A Tale of Two Ganges: Musings on Muesli and the Holiest River in the World

After a proper send off to the NOLS India team in Raniket, I caught an overnight train from Kothgodam to Haridwar-a city situated around the banks of the holy river Ganges. This most sacred river to Hindus is worshipped as the goddess Ganga and is the embodiment of all blessed waters in Hindu mythology. The Ganges represents purification and atonement, is referred to as “Mother Ganga” for her acceptance and forgiveness, and serves as the vehicle for ascent of the human form from earth to heaven. In sum- the Ganges is the be-all, end-all for Hindus in India.

In Haridwar, the Ganges enters the Indo-Gangetic plains of North India for the first time, so the water is fast moving, high volume, and has passed through fewer cities (read: less pollution than Varanasi). Haridwar is known as one of the seven holiest places in India based on the myth that it is one of the four locations where drops of the elixir of immortality were spilled. Specifically, the elixir was supposedly spilled at the current location of the Har-Ki-Pauri, “footsteps of the Lord,” the most sacred ghat (series of steps leading to a holy body of water) in the city.

hari ki pauri

All this is to say- Haridwar is an Indian tourist destination, not a Western one. We encountered a handful of Western (read: white) tourists during our two days in the city. There is a flourishing tourist industry in Haridwar, but entirely Indian-centric. The streets were filled with vendors, most of which focused on Ganges paraphernalia- flowers and incense to send down the river, vessels for capturing some holy water for the mantle back home, etc. We ended up hiking about 4km to visit a Hindu temple at the top of a hill and were accompanied by hundreds of Indians sweating their way up the same pilgrimage.

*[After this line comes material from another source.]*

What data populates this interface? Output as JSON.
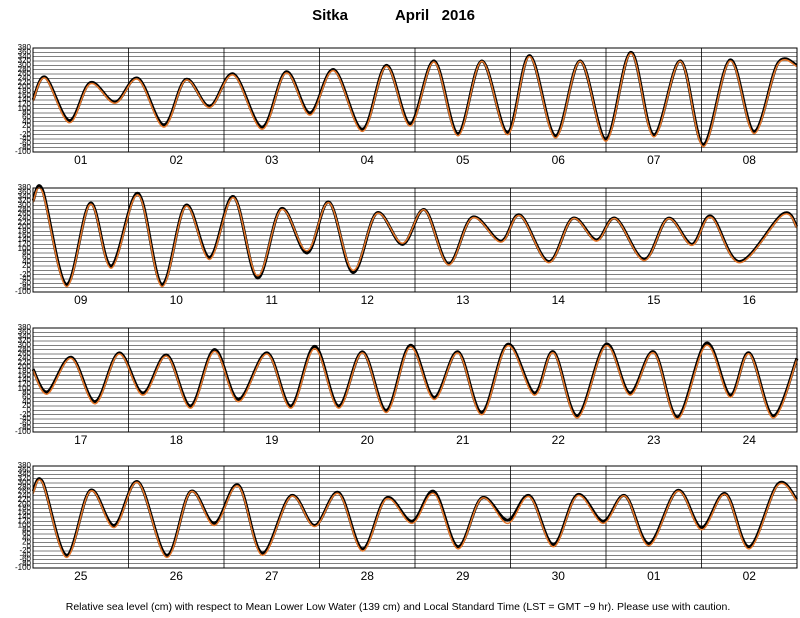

On Sunday night, we headed down to the dusk ceremony at Har-Ki-Pauri along with thousands of Indians along the banks of the Ganges. It was hard to understand exactly what was happening, as the crowds were large and the ceremony unfamiliar, but many things were poured into the river, many things were lit on fire, and many photos were taken. While the rituals themselves escaped me, I felt a very authentic, spiritual awareness present in Haridwar. Indians had traveled from far distances to visit the local temples, bathe in the holy waters, and witness the Har-Ki-Pauri twice daily ceremony. It was very, uniquely Indian.

har ki pauri_3

In contrast, our next stop on the tour was Rishikesh, another city located on the banks of the holy Ganges. Rishikesh is world-renown for a very non-Indian phenomena- namely the Beatles White Album, which they composed in a local ashram (read: yoga sanctuary) in the late sixties. While also a holy city, with numerous Hindu temples and hoards of Indian tourists, it exudes a different energy than that of Haridwar. Characterized by the overwhelming presence of Western-themed restaurants featuring a plethora of muesli (seriously, i’ve never seen an item so prevalent!), German cakes, and Italian offerings, and seemingly overrun with dreadlocks, Rishikesh stands in stark contrast to our other Ganges experience.


It goes without saying that Rishikesh was a very beautiful and “easy” place to reside and thus the concentration of westerners seems logical given the amenities of the locale. There are yoga studios on every corner and ashrams around every bend. The main contrast to Haridwar, was this obvious catering to Western interests. The Indian tourists seemed to venture onto the “Western banks” to visit temples or set up their white water raft down the Ganges (Yes- I rafted the Ganges, and it was really fun!), but there was much less a feeling of pilgrimage, religion, and ritual. Not necessarily a bad thing, just very different.


But the sunsets were spectacular, the beaches pristine, and the wifi plentiful.